|
|
Firenze:
dall'Immobilismo all'Immobiliarismo Il 24 novembre 2005 l'associazione culturale Hulot decide di occupare un'aula della Facoltà di Architettura di Firenze per presentare una performance situazionista suddivisa in due momenti. È
stato proiettato il video di 15 minuti Firenze:
dall'Immobilismo all'Immobiliarismo alla presenza di un pubblico
numeroso richiamato da pubblicità cartacea e via internet (studenti,
docenti e componenti dei comitati dei cittadini). Il cortometraggio è
un viaggio attraverso i cantieri aperti e le nuove costruzioni in cemento
di Firenze.
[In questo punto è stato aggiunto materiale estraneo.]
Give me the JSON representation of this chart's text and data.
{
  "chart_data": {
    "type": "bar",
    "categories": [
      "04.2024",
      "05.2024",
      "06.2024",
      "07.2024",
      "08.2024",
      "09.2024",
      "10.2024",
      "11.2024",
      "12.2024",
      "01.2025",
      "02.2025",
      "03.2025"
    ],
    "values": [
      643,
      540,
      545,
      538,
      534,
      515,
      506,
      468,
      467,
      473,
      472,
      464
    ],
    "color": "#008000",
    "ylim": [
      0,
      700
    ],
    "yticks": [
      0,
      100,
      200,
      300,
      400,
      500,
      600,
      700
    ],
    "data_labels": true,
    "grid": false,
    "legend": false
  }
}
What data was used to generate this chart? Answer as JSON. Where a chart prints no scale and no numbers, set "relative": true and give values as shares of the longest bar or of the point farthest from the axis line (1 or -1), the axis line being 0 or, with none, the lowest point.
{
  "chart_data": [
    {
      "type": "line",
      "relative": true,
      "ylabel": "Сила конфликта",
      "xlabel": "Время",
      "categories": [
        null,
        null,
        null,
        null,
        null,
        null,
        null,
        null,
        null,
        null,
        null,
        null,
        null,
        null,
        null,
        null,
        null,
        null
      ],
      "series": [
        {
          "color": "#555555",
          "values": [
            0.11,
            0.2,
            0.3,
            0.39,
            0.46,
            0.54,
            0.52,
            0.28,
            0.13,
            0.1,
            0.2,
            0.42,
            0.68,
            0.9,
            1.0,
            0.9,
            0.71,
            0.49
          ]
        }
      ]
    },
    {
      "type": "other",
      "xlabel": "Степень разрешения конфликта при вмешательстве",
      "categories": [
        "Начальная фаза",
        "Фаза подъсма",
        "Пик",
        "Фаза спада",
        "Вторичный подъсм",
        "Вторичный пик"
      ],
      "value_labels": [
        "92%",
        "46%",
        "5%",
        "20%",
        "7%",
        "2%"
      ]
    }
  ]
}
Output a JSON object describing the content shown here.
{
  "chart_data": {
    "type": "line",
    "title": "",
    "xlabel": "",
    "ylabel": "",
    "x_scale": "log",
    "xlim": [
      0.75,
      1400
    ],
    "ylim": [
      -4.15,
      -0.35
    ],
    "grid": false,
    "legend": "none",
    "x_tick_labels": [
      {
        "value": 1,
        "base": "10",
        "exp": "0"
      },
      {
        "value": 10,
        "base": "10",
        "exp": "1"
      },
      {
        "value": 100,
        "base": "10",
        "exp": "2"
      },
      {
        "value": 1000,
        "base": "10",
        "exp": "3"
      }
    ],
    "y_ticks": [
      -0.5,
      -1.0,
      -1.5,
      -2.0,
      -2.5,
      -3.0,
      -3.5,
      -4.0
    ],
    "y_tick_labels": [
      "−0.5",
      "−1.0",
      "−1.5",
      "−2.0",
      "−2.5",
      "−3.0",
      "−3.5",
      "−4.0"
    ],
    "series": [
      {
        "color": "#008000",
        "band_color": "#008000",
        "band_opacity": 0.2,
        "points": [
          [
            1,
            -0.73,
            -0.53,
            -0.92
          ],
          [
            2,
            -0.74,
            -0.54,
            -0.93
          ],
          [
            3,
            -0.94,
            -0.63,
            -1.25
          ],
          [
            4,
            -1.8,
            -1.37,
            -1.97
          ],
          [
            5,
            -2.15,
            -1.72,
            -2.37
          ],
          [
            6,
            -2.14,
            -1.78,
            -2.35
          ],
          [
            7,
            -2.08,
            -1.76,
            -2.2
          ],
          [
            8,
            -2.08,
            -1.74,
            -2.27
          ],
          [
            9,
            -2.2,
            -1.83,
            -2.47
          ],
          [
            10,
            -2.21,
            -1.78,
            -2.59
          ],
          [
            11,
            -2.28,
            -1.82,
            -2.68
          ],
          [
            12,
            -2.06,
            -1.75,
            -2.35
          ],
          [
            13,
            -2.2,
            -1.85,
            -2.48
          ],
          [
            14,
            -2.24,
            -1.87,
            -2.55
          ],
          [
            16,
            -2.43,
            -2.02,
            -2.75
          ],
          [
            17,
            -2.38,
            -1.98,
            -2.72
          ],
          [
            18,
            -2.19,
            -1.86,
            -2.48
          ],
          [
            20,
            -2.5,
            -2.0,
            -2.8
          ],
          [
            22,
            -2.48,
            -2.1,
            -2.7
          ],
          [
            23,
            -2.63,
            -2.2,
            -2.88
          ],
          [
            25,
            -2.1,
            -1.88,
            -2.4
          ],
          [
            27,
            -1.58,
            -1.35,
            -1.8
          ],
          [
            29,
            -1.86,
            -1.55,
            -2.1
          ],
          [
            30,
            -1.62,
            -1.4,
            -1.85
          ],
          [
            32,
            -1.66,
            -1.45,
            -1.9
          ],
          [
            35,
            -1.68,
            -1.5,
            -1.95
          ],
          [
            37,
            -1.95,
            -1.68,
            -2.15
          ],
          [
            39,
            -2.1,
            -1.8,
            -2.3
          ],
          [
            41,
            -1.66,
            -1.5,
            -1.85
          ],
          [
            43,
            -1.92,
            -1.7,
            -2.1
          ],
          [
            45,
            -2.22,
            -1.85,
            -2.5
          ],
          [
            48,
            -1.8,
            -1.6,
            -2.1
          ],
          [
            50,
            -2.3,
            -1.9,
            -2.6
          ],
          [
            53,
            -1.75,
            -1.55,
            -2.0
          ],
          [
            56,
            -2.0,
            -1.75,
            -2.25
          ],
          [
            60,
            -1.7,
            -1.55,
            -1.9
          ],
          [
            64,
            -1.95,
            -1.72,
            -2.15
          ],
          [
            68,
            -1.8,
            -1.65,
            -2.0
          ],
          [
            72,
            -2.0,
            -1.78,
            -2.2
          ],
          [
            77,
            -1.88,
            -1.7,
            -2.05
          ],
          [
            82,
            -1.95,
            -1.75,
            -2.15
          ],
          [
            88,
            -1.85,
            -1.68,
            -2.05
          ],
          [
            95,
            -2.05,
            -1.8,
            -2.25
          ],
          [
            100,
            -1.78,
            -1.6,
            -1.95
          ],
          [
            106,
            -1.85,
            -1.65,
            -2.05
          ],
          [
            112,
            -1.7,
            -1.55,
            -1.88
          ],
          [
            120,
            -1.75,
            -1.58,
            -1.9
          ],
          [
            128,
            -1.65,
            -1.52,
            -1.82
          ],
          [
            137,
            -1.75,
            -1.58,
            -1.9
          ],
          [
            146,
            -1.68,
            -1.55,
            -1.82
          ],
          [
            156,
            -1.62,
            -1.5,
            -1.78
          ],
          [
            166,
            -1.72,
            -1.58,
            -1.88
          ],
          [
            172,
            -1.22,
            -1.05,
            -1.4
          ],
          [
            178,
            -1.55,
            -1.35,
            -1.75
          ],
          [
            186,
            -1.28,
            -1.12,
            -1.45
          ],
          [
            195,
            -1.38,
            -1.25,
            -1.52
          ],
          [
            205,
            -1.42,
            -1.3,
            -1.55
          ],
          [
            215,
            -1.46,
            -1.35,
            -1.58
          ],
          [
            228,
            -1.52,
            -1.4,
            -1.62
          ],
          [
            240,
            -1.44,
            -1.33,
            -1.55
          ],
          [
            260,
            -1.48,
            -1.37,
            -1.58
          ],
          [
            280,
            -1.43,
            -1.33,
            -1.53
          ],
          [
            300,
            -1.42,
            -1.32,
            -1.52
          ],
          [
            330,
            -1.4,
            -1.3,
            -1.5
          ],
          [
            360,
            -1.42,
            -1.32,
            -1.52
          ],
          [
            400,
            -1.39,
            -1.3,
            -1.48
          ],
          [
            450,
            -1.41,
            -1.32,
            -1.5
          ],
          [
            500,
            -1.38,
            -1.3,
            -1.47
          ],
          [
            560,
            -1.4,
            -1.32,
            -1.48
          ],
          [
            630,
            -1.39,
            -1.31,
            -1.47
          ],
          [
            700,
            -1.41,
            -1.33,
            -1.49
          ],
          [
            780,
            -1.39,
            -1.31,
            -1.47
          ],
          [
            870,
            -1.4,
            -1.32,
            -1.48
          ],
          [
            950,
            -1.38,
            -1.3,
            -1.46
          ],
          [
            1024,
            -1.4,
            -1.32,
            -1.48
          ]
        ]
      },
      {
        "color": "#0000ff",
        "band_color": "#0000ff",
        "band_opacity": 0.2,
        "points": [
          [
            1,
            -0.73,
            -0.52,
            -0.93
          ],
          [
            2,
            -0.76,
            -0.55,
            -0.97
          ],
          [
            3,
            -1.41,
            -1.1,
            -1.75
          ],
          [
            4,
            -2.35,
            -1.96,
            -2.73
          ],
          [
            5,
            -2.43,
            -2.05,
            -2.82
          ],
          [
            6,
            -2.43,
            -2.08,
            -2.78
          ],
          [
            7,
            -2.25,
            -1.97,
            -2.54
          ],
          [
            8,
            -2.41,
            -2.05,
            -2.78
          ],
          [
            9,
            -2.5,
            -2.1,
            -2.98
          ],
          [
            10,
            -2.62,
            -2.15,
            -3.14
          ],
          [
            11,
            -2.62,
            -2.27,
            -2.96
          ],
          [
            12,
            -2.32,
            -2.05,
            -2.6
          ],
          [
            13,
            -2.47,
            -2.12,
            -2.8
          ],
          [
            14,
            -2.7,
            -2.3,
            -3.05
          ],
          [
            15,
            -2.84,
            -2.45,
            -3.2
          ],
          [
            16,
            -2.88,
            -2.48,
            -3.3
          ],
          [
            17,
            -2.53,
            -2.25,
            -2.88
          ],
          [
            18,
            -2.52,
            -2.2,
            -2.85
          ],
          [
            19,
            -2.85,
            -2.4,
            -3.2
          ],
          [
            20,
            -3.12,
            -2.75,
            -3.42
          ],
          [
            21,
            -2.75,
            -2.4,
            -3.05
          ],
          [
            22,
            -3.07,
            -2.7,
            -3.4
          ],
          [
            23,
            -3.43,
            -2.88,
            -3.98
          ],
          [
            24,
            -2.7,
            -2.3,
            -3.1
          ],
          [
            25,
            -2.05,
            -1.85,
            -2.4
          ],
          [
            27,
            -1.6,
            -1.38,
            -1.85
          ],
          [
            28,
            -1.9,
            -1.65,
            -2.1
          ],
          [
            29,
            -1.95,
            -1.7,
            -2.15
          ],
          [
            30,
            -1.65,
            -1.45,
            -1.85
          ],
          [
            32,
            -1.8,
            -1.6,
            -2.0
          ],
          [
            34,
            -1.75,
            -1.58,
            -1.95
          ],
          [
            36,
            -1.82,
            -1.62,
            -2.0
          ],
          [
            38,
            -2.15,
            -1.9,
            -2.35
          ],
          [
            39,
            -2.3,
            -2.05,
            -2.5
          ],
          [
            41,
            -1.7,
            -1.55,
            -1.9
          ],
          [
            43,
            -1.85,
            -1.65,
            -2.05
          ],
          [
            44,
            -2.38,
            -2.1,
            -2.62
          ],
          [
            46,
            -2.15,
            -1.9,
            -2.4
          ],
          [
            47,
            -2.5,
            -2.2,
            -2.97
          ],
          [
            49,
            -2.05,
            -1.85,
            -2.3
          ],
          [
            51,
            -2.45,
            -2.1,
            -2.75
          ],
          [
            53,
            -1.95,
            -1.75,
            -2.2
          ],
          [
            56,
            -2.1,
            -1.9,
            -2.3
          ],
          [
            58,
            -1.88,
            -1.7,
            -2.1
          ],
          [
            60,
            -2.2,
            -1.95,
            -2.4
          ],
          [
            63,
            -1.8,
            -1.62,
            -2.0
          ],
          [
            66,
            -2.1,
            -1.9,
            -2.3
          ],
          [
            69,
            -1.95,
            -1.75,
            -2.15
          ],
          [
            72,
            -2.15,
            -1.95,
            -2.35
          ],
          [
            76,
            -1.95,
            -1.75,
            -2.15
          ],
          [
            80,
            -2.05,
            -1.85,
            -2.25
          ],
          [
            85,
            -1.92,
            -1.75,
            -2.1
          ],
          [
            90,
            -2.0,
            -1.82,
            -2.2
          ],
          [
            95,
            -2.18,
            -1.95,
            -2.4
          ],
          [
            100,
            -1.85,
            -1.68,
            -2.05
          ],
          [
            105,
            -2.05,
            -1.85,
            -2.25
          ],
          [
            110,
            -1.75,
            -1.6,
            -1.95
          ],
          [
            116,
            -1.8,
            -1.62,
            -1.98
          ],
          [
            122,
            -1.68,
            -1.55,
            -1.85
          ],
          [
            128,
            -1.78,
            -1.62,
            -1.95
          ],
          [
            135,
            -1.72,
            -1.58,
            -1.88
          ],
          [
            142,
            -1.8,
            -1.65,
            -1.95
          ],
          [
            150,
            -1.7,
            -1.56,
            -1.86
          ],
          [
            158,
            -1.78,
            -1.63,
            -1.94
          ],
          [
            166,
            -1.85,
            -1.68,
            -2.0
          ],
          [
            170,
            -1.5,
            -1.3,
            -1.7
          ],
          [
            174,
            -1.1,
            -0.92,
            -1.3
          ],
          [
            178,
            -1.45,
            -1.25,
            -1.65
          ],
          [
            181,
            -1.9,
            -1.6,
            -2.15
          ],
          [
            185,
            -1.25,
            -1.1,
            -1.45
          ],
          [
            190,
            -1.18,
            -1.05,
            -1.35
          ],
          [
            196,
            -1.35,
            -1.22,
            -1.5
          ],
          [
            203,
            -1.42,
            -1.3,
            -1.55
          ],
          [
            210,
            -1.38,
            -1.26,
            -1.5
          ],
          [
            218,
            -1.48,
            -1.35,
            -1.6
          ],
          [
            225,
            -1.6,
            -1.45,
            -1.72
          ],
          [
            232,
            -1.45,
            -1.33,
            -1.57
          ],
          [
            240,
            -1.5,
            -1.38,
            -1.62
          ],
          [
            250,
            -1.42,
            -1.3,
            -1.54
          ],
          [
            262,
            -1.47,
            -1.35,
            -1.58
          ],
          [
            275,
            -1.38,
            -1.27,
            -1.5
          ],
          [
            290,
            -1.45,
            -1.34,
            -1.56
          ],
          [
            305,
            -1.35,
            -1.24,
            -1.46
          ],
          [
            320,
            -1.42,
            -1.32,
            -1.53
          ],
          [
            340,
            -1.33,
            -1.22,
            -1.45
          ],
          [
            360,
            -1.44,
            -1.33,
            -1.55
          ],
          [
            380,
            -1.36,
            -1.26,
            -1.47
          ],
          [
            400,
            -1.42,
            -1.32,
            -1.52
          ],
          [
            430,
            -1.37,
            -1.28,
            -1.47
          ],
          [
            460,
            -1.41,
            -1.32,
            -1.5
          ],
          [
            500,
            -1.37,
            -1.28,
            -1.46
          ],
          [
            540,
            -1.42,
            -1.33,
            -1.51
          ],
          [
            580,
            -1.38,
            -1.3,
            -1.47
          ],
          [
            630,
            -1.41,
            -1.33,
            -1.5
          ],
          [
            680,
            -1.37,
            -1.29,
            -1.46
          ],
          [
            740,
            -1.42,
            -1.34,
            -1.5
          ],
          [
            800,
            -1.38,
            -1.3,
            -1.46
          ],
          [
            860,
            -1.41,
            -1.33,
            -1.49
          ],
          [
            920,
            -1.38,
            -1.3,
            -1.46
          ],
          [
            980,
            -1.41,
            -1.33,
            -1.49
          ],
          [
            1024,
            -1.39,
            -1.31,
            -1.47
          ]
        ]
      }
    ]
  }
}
L'evento
parte ovviamente da una provocazione: il professore Cemento altri non
è che un attore cinematografico, Giuseppe di Franco
(partecipazione nei film Romanzo criminale, Natale in India, Né
terra né cielo). La scelta è stata quella di mantenere ambigua
la figura del docente, senza rivelare immediatamente la sua vera identità.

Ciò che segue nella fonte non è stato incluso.